The following article is a step-by-step walk through for using the Google Cloud Storage web interface to set up and store data to be processed by the Maps Made Easy API.
Setting up the Google Cloud Project
After making your Google Cloud account, you will need to make a project to associate your data with. If you do not create one when prompted to make one at start up you can go to the IAM & Admin section in the left menu or click here: https://console.cloud.google.com/iam-admin/projects
Click Create Project
Enter a meaningful Project name. Here we used "my-mapsmadeeasy-api-data"
The "my-mapsmadeeasy-api-data" is now visible on the Projects list.
Go back to the Dashboard. You will likely see that the newly created project is selected as the current project. If it is not, please select it. https://console.cloud.google.com/home/dashboard
Set up Bucket and Data
Expand the left side menu by clicking the bars in the top left corner and click Storage.
Here you will see a list of default buckets. Click Create Bucket to make a new holder for our data.
Enter a meaningful-ish bucket name. Here we entered "mme-api-1234". Bucket names are unique within a region so you will have to find one that is not taken.

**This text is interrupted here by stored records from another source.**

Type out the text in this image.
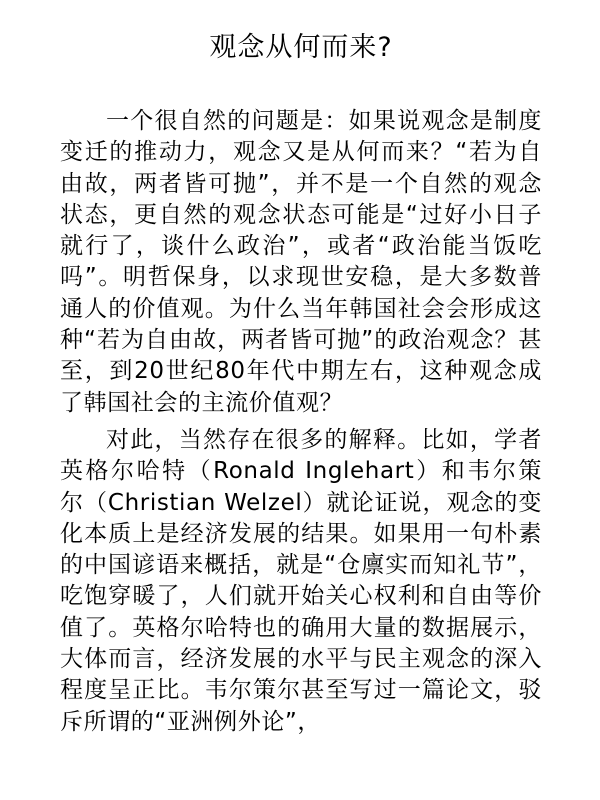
观念从何而来?

一个很自然的问题是：如果说观念是制度变迁的推动力，观念又是从何而来？“若为自由故，两者皆可抛”，并不是一个自然的观念状态，更自然的观念状态可能是“过好小日子就行了，谈什么政治”，或者“政治能当饭吃吗”。明哲保身，以求现世安稳，是大多数普通人的价值观。为什么当年韩国社会会形成这种“若为自由故，两者皆可抛”的政治观念？甚至，到20世纪80年代中期左右，这种观念成了韩国社会的主流价值观？

对此，当然存在很多的解释。比如，学者英格尔哈特（Ronald Inglehart）和韦尔策尔（Christian Welzel）就论证说，观念的变化本质上是经济发展的结果。如果用一句朴素的中国谚语来概括，就是“仓廪实而知礼节”，吃饱穿暖了，人们就开始关心权利和自由等价值了。英格尔哈特也的确用大量的数据展示，大体而言，经济发展的水平与民主观念的深入程度呈正比。韦尔策尔甚至写过一篇论文，驳斥所谓的“亚洲例外论”，
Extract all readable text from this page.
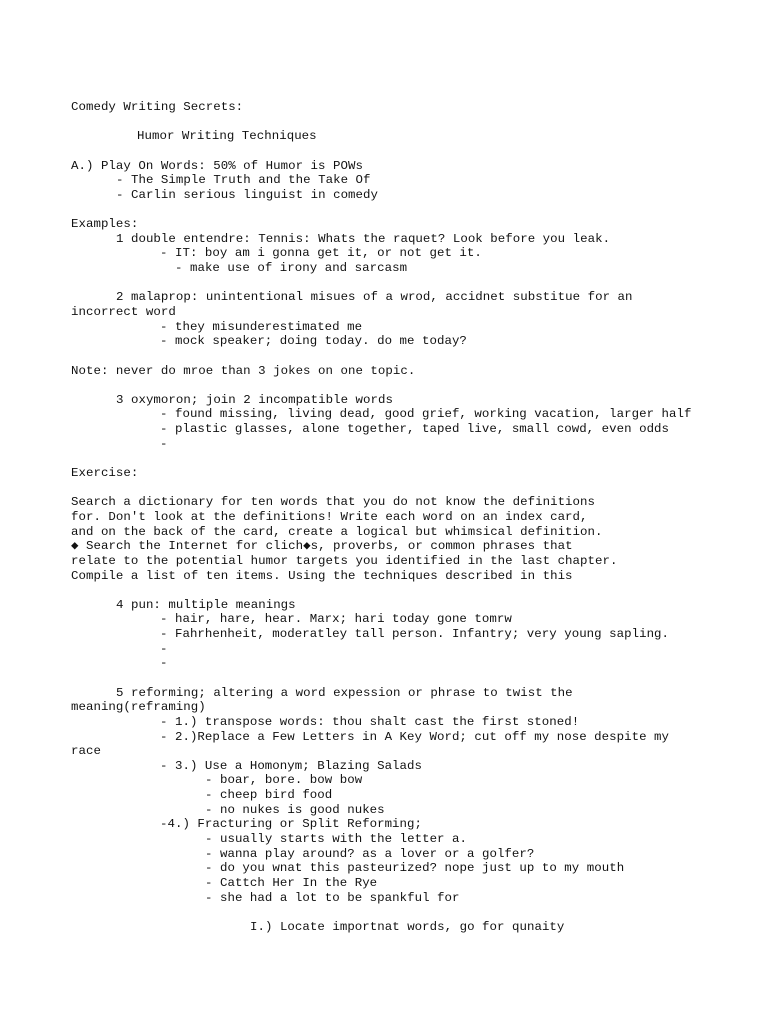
Comedy Writing Secrets:
Humor Writing Techniques
A.) Play On Words: 50% of Humor is POWs
- The Simple Truth and the Take Of
- Carlin serious linguist in comedy
Examples:
1 double entendre: Tennis: Whats the raquet? Look before you leak.
- IT: boy am i gonna get it, or not get it.
- make use of irony and sarcasm
2 malaprop: unintentional misues of a wrod, accidnet substitue for an
incorrect word
- they misunderestimated me
- mock speaker; doing today. do me today?
Note: never do mroe than 3 jokes on one topic.
3 oxymoron; join 2 incompatible words
- found missing, living dead, good grief, working vacation, larger half
- plastic glasses, alone together, taped live, small cowd, even odds
-
Exercise:
Search a dictionary for ten words that you do not know the definitions
for. Don't look at the definitions! Write each word on an index card,
and on the back of the card, create a logical but whimsical definition.
◆ Search the Internet for clich◆s, proverbs, or common phrases that
relate to the potential humor targets you identified in the last chapter.
Compile a list of ten items. Using the techniques described in this
4 pun: multiple meanings
- hair, hare, hear. Marx; hari today gone tomrw
- Fahrhenheit, moderatley tall person. Infantry; very young sapling.
-
-
5 reforming; altering a word expession or phrase to twist the
meaning(reframing)
- 1.) transpose words: thou shalt cast the first stoned!
- 2.)Replace a Few Letters in A Key Word; cut off my nose despite my
race
- 3.) Use a Homonym; Blazing Salads
- boar, bore. bow bow
- cheep bird food
- no nukes is good nukes
-4.) Fracturing or Split Reforming;
- usually starts with the letter a.
- wanna play around? as a lover or a golfer?
- do you wnat this pasteurized? nope just up to my mouth
- Cattch Her In the Rye
- she had a lot to be spankful for
I.) Locate importnat words, go for qunaity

Now that we have created a bucket we an add data to it. Click Create Folder to make a new place to store data within the bucket.
Give your folder a meaningful name.
Now let's put some data in the folder. Click Upload Files to open the dialog.

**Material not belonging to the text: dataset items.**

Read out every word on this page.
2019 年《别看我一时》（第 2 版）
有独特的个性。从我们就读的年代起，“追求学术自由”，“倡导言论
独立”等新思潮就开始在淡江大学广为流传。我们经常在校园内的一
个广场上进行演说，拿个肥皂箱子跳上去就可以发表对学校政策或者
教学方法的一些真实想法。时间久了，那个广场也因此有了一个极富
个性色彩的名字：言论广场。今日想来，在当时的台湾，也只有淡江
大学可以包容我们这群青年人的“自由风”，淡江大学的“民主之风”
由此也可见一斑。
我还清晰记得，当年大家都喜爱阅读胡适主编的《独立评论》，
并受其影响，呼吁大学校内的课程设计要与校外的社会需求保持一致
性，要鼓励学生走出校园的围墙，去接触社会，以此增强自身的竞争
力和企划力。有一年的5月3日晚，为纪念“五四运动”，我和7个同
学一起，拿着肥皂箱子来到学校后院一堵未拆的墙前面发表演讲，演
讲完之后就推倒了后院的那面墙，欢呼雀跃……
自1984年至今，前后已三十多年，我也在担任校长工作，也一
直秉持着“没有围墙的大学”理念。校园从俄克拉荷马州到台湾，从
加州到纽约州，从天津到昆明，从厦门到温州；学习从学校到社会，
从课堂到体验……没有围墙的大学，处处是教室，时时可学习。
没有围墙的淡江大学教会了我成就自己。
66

Select the files you would like to process for this single API job.
Monitor their upload to Google Cloud Storage.
The files have been successfully uploaded.
Create Access Credentials
To give Maps Made Easy access to your data in a controlled way you will need to create an access key pair to let the Maps Made Easy system retrieve your source data and return your finished products.
On the left side in the Storage menu, click on Settings and then click on the Interoperability tab on the right side.

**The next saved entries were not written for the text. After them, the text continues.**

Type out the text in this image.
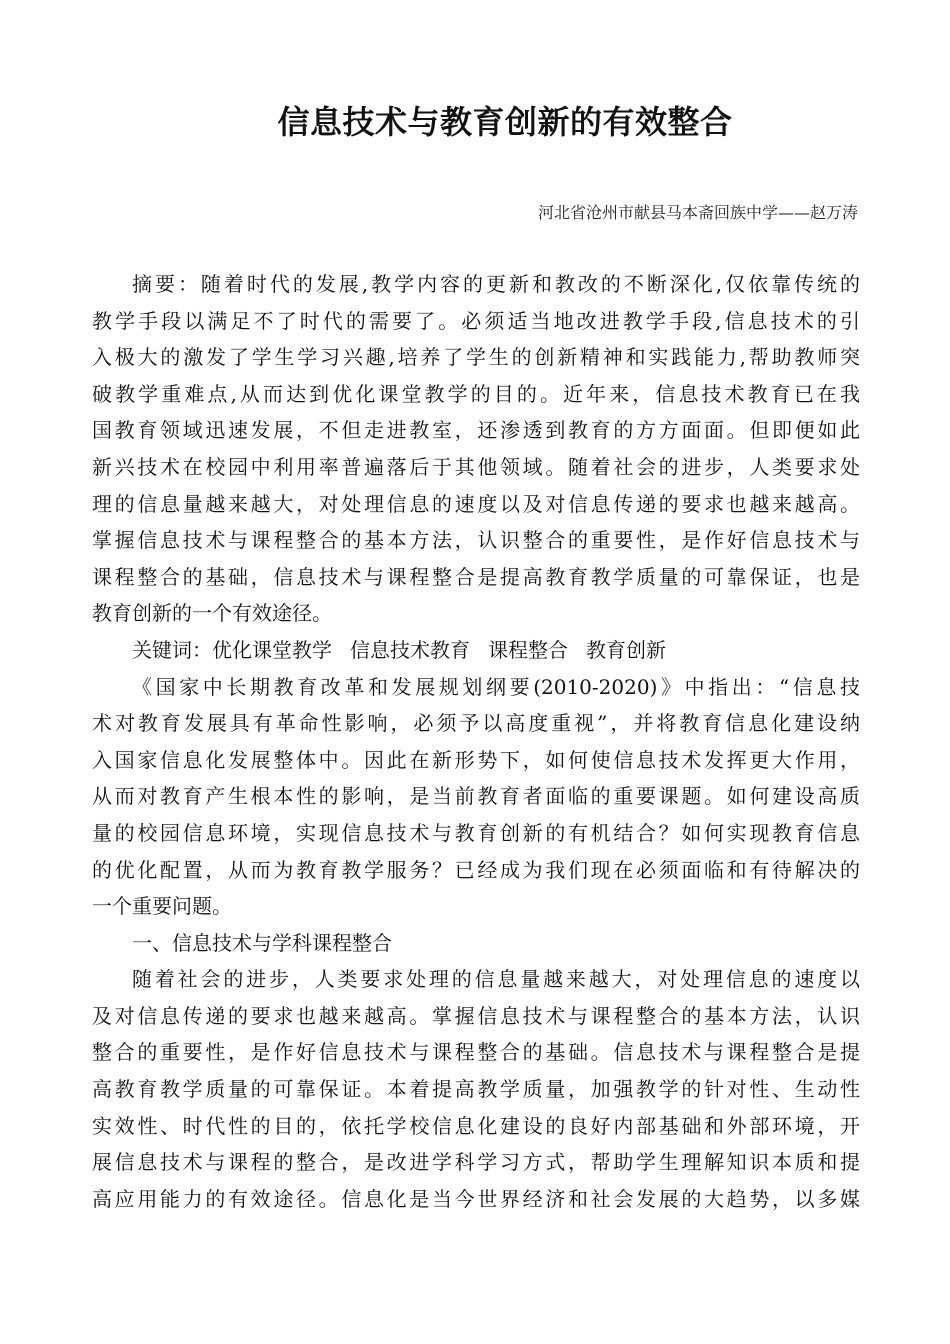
信息技术与教育创新的有效整合
河北省沧州市献县马本斋回族中学——赵万涛

摘要：随着时代的发展,教学内容的更新和教改的不断深化,仅依靠传统的
教学手段以满足不了时代的需要了。必须适当地改进教学手段,信息技术的引
入极大的激发了学生学习兴趣,培养了学生的创新精神和实践能力,帮助教师突
破教学重难点,从而达到优化课堂教学的目的。近年来，信息技术教育已在我
国教育领域迅速发展，不但走进教室，还渗透到教育的方方面面。但即便如此
新兴技术在校园中利用率普遍落后于其他领域。随着社会的进步，人类要求处
理的信息量越来越大，对处理信息的速度以及对信息传递的要求也越来越高。
掌握信息技术与课程整合的基本方法，认识整合的重要性，是作好信息技术与
课程整合的基础，信息技术与课程整合是提高教育教学质量的可靠保证，也是
教育创新的一个有效途径。

关键词：优化课堂教学 信息技术教育 课程整合 教育创新

《国家中长期教育改革和发展规划纲要(2010-2020)》中指出：“信息技
术对教育发展具有革命性影响，必须予以高度重视”，并将教育信息化建设纳
入国家信息化发展整体中。因此在新形势下，如何使信息技术发挥更大作用，
从而对教育产生根本性的影响，是当前教育者面临的重要课题。如何建设高质
量的校园信息环境，实现信息技术与教育创新的有机结合？如何实现教育信息
的优化配置，从而为教育教学服务？已经成为我们现在必须面临和有待解决的
一个重要问题。

一、信息技术与学科课程整合

随着社会的进步，人类要求处理的信息量越来越大，对处理信息的速度以
及对信息传递的要求也越来越高。掌握信息技术与课程整合的基本方法，认识
整合的重要性，是作好信息技术与课程整合的基础。信息技术与课程整合是提
高教育教学质量的可靠保证。本着提高教学质量，加强教学的针对性、生动性
实效性、时代性的目的，依托学校信息化建设的良好内部基础和外部环境，开
展信息技术与课程的整合，是改进学科学习方式，帮助学生理解知识本质和提
高应用能力的有效途径。信息化是当今世界经济和社会发展的大趋势，以多媒
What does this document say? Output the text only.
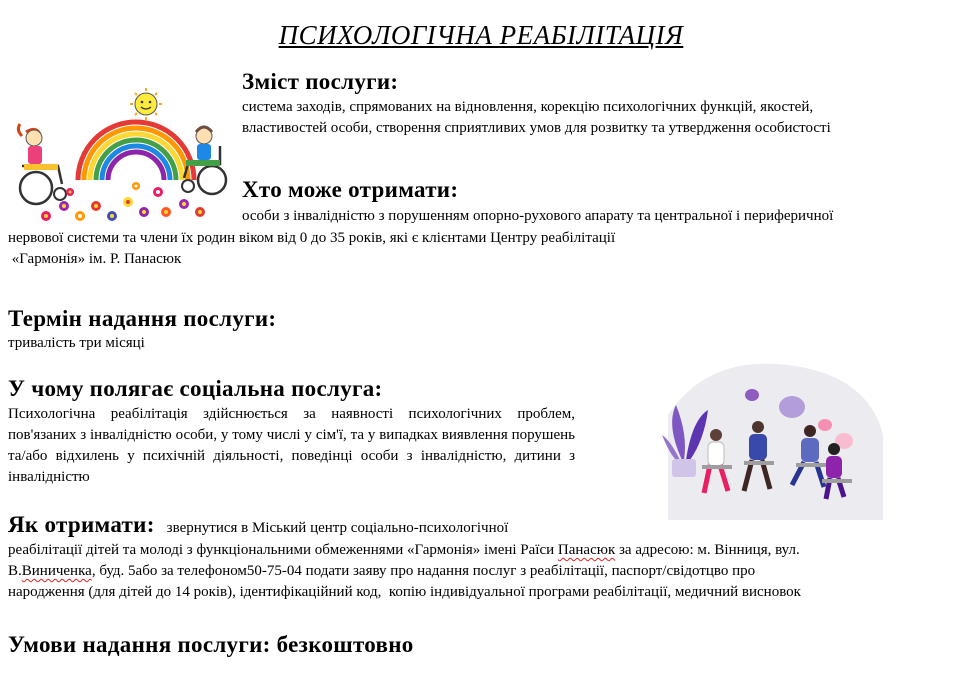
ПСИХОЛОГІЧНА РЕАБІЛІТАЦІЯ
Зміст послуги:
система заходів, спрямованих на відновлення, корекцію психологічних функцій, якостей,
властивостей особи, створення сприятливих умов для розвитку та утвердження особистості
Хто може отримати:
особи з інвалідністю з порушенням опорно-рухового апарату та центральної і периферичної
нервової системи та члени їх родин віком від 0 до 35 років, які є клієнтами Центру реабілітації
«Гармонія» ім. Р. Панасюк
Термін надання послуги:
тривалість три місяці
У чому полягає соціальна послуга:
Психологічна реабілітація здійснюється за наявності психологічних проблем, пов'язаних з інвалідністю особи, у тому числі у сім'ї, та у випадках виявлення порушень та/або відхилень у психічній діяльності, поведінці особи з інвалідністю, дитини з інвалідністю
Як отримати: звернутися в Міський центр соціально-психологічної
реабілітації дітей та молоді з функціональними обмеженнями «Гармонія» імені Раїси Панасюк за адресою: м. Вінниця, вул.
В.Виниченка, буд. 5або за телефоном50-75-04 подати заяву про надання послуг з реабілітації, паспорт/свідотцво про
народження (для дітей до 14 років), ідентифікаційний код,  копію індивідуальної програми реабілітації, медичний висновок
Умови надання послуги: безкоштовно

Make sure that the created projected is designated and click Create a new key. These values will be used in submitting the job to Maps Made Easy. Keep them safe since they would allow anyone who has them to store data in your buckets and incur charges.
Submit the API Job
There are a lot of ways to submit jobs using the MME API. This method using the Raw Data submission box at the bottom of the API endpoint page https://www.mapsmadeeasy.com/api/v1.1/jobs/
Filling in the required values with some sample data, information about the created bucket/path, and the access credential will allow you to submit the job by hitting the POST button.
NOTE: In order to make sure the submitting user and the system are on the same page with regard to what is being submitted, the user is required to calculate their own point total.
Total Points = Image X Resolution * Image Y Resolution * Number of Images * .2
This value is then rounded down to the nearest whole value.
Upon job submission, the system will download some sample images and check your math. It will only proceed if the user's calculated value and the system's calculated value match. It they do not, there will be a message in the status message part of the return.
In this case Total Points = 4000 * 3000 * 13 * .2 or 31.2 points. The value of 31 should be submitted with the POST.
This is the Raw JSON that was submitted.
"internal_id": "Sample Internal Identifier",
"name": "API Test",
"description": "This is my first API test!",
The job gets submitted successfully. Note the status_message at the bottom. If that does not start with OK there was an issue and there will be a descriptive error code.
Now that the job has been submitted, it's running state can be tracked at the following URL:
It takes a couple of minutes to start running, so if there are no other jobs running this will be the response.
After a few minutes the job will show and the progress value will be updated according. The progress here and in the screenshot below are currently 23%.
The progress mirrors what is seen in the normal Maps Made Easy Map Detail page. All data posted via the API is also available using the standard browser methods.
Once the jobs is completed, it will no longer show up using running=1 query and the data output values in the job will be updated. The URLs are for files that are only created for API jobs and the JSON file contains pointers to the standard file outputs and their locations.
The API-only files also got uploaded to the destination_storage_bucket and destination_storage_path designated in the submission in addition to being temporarily hosted at the links shown.